MALANG-Fakultas Keguruan dan Ilmu Pendidikan (FKIP) Universitas Islam Malang (Unisma) dikembangkan dengan mempertimbangkan keseimbangan antara idealisme dan profesionalisme. Demikian diungkapkan Dekan FKIP Unisma, Dr H. Nur Fajar Arif, M.Pd, mengawali perbincangan mengenai FKIP Unisma. Idealisme dan profesionalisme tersebut diinterpretasikan oleh lulusan FKIP Unisma dengan enam karakteristik guru.

“FKIP Unisma terus berkembang seiring dengan prinsip keseimbangan antara idealism dan profesionalismeyang dibangun di Fakultas ini,” ungkap Arif.

Lebih lanjut beliau menuturkan enam karakteristik guru yang menjadi acuan adalah lulusan Unisma memiliki kemampuan meningkatkan kualifikasi akademik dalam bidang Matematika, Bahasa Indonesia, dan Bahasa Inggris. Dalam hal ini, mereka mengacu pada standar nasional pendidikan dan tenaga kependidikan yang telah ditetapkan. Karakteristik berikutnya yang dimiliki oleh calon guru FKIP Unisma, lanjut Arif, adalah kemampuan meningkatkan profesionalisme sebagai pendidikan melalui kegiatan perencanaan, pelaksanaan, serta pengevaluasian pembelajaran yang baik dan benar.

“Karakteristik ketiga, yaitu kemampuan meningkatkan pemahaman pedagogis. Hal ini dicapai melalui kegiatan mengidentifikasi, menganalisis, dan memecahkan berbagai masalah pendidikan dan substansi keilmuan Bahasa Indonesia, Bahasa Inggris, dan Matematika,” lanjut Arif.

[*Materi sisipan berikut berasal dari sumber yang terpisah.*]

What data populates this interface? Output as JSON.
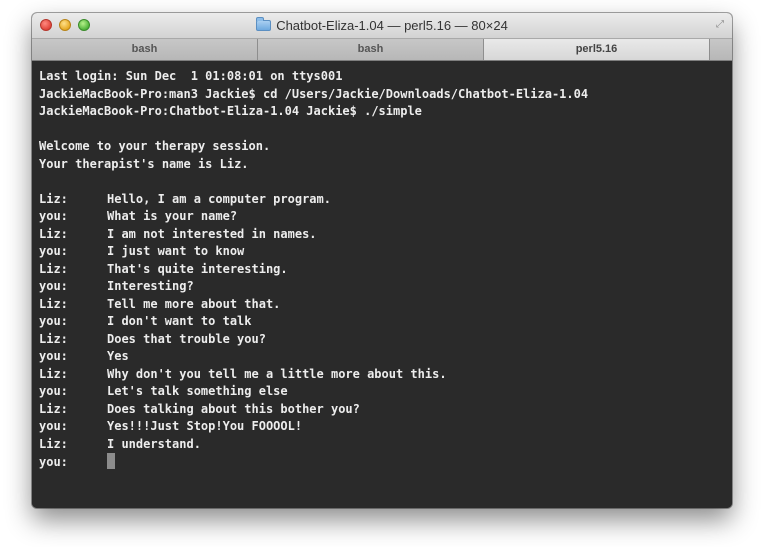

Selanjutnya, menurut Arif, calon guru lulusan FKIP Unisma memiliki kemampuan mengembangkan perilaku sosial melalui kegiatan mengolah dan mendayagunakan potensi masyarakat. Caranya, ialah dengan menjalin komunikasi dan penalaran ilmiah tentang tiga bidang pelajaran yang menjadi konsentrasi mereka. Selanjutnya, ujar Arif, calon guru juga berkemampuan mengembangkan kepribadian yang mantap, stabil, dewasa, arif, berwibawa dan berakhlak mulia melalui berbagai kegiatan pendidikan.

“terakhir, ialah karakteristik guru yang mampu meningkatkan komitmen kinerja melalui kegiatan pembelajaran yang inovatif, dinamis, serta progresif sesuai dengan tuntutan kebutuhan siswa dan perkambangan zaman,” tegas Arif.

Untuk memertahankan karakteristik tersebut pada lulusannya, FKIP Unisma terus mengembangkan kompetensi guru melalui berbagai bentuk kegiatan. Di antaranya ialah dengan peningkatan kualifikasi akademik bagi guru yang belum menempuh pendidikan S-1, kegiatan ilmiah bagi guru dan pemerhati pendidikan melalui workshop, seminar, dan sebagainya.

Pelaksanaan berbagai kegiatan tersebut, terang Arif, melibatkan jejaring alumni FKIP Unisma yang tersebar di berbagai wilayah baik lokal, regional, nasional maupun internasional.

“Untuk berbagai upaya strategis dalam peningkatan mutu, kami menopangnya dengan hibah institusi, pengabdian, dan penelitian,” tambahnya seraya menutup pembicaran.